Given a double, need to find how many digits in total

Question

I have a double which is not necessarily positive but usually. It can be 0.xxxx000 or X.xxxx00000 or XX.00000 or 0.xxx0xxx00000, where eventually there are all 0's to the right of the last number. I need to keep track of how many digits there are. I've been having trouble with this, any help? This is C.

Answer 1

Use sprintf to turn it into a string and do whatever counting/testing you need to do on the digits

Answer 2

A double has 52 mantissa bits plus an implicit "1" bit, so you should be able to type-pun a double pointer to a 64-bit integer (getting the raw bits into an integer), &= this with (1<<52)-1, and |= the result with (1<<52).

The log10 of that would be the number of decimal digits.

Though, I'm almost inclined to say "go with jonsca's solution" because it is so ingeniously simple (it deserves a +1 in any case for being KISS).

Answer 3

The representation of the double is not decimal - it is binary (like all the other numbers in a computer). The problem you defined makes little sense really.

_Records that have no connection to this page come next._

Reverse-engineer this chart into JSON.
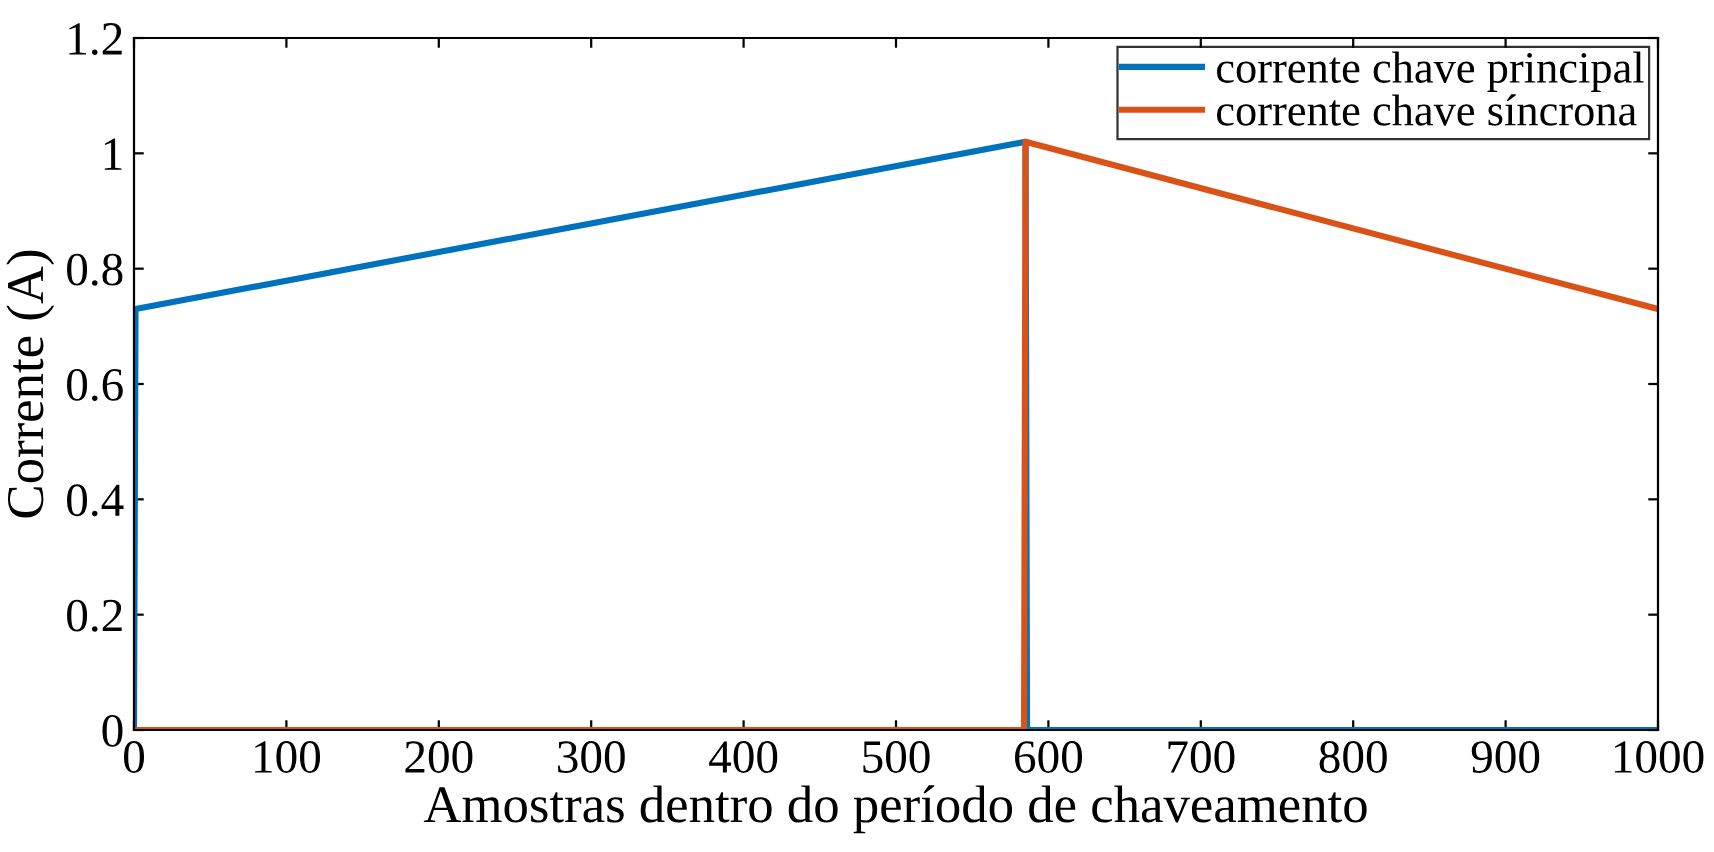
{
  "chart_data": {
    "type": "line",
    "xlabel": "Amostras dentro do período de chaveamento",
    "ylabel": "Corrente (A)",
    "series": [
      {
        "name": "corrente chave principal",
        "color": "#0072bd",
        "x": [
          0,
          1,
          585,
          586,
          1000
        ],
        "values": [
          0,
          0.73,
          1.02,
          0,
          0
        ]
      },
      {
        "name": "corrente chave síncrona",
        "color": "#d95319",
        "x": [
          0,
          584,
          585,
          1000
        ],
        "values": [
          0,
          0,
          1.02,
          0.73
        ]
      }
    ],
    "xlim": [
      0,
      1000
    ],
    "xticks": [
      0,
      100,
      200,
      300,
      400,
      500,
      600,
      700,
      800,
      900,
      1000
    ],
    "ylim": [
      0,
      1.2
    ],
    "yticks": [
      0,
      0.2,
      0.4,
      0.6,
      0.8,
      1,
      1.2
    ],
    "legend": "top right",
    "grid": false,
    "marker": "none",
    "line_style": "solid"
  }
}
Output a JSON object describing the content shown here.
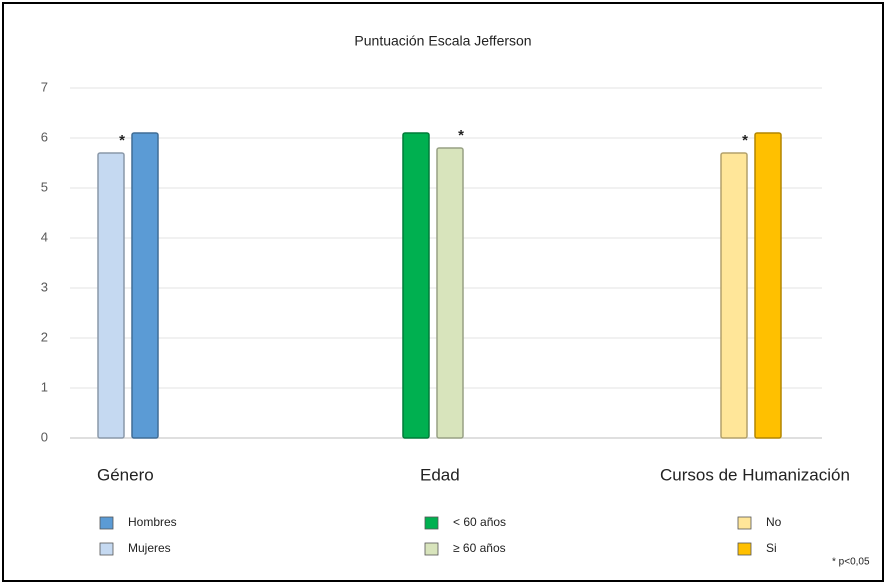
{
  "chart_data": {
    "type": "bar",
    "title": "Puntuación Escala Jefferson",
    "ylim": [
      0,
      7
    ],
    "yticks": [
      0,
      1,
      2,
      3,
      4,
      5,
      6,
      7
    ],
    "grid": true,
    "groups": [
      {
        "label": "Género",
        "series": [
          {
            "name": "Mujeres",
            "color": "#c5d9f1",
            "value": 5.7,
            "annotation": "*"
          },
          {
            "name": "Hombres",
            "color": "#5b9bd5",
            "value": 6.1
          }
        ]
      },
      {
        "label": "Edad",
        "series": [
          {
            "name": "< 60 años",
            "color": "#00b050",
            "value": 6.1
          },
          {
            "name": "≥ 60 años",
            "color": "#d8e4bc",
            "value": 5.8,
            "annotation": "*"
          }
        ]
      },
      {
        "label": "Cursos de Humanización",
        "series": [
          {
            "name": "No",
            "color": "#ffe699",
            "value": 5.7,
            "annotation": "*"
          },
          {
            "name": "Si",
            "color": "#ffc000",
            "value": 6.1
          }
        ]
      }
    ],
    "note": "* p<0,05"
  }
}
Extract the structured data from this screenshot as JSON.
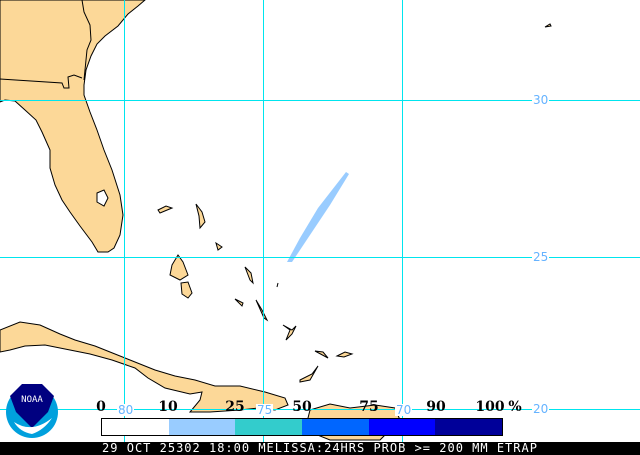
{
  "map": {
    "grid_color": "#00e5ee",
    "land_color": "#fcd898",
    "latitude_labels": [
      "30",
      "25",
      "20"
    ],
    "longitude_labels": [
      "80",
      "75",
      "70"
    ],
    "swath_color": "#99ccff"
  },
  "legend": {
    "ticks": [
      "0",
      "10",
      "25",
      "50",
      "75",
      "90",
      "100"
    ],
    "unit": "%",
    "bins": [
      {
        "range": "0-10",
        "color": "#ffffff"
      },
      {
        "range": "10-25",
        "color": "#99ccff"
      },
      {
        "range": "25-50",
        "color": "#33cccc"
      },
      {
        "range": "50-75",
        "color": "#0066ff"
      },
      {
        "range": "75-90",
        "color": "#0000ff"
      },
      {
        "range": "90-100",
        "color": "#000099"
      }
    ]
  },
  "logo": {
    "text": "NOAA"
  },
  "footer": {
    "caption": "29 OCT 25302 18:00 MELISSA:24HRS PROB >= 200 MM ETRAP"
  }
}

Consider the example: number 1.2 is converted to binary - 1+1/5 = 1.(0011) binary [0011 in period]. If you cut it to 52 bits of precision (double) - you'll have 1.0011001100110011001100110011001100110011001100110011 binary that equals 1+(1-1/2^52)/5. If you represent this number in decimal form precisely you will get 52 decimals before all-zeroes that is a lot more than the maximum decimal precision of a double that is 16 digits (and all those digits of representation from 17 to 52 are just meaningless).

Anyway if you have purely abstract problem (like in school):

int f( double x )
{
  int n = 0;

  x = fabs(x);
  x -= floor(x);

  while( x != floor(x) )
  {
    x *= 2;
    ++n;
  }

  return n;
}

The function returns number of binary digits before all-zeroes and it is also the number of decimal digits before all-zeroes (the last decimal digit is always 5 if returned value > 0).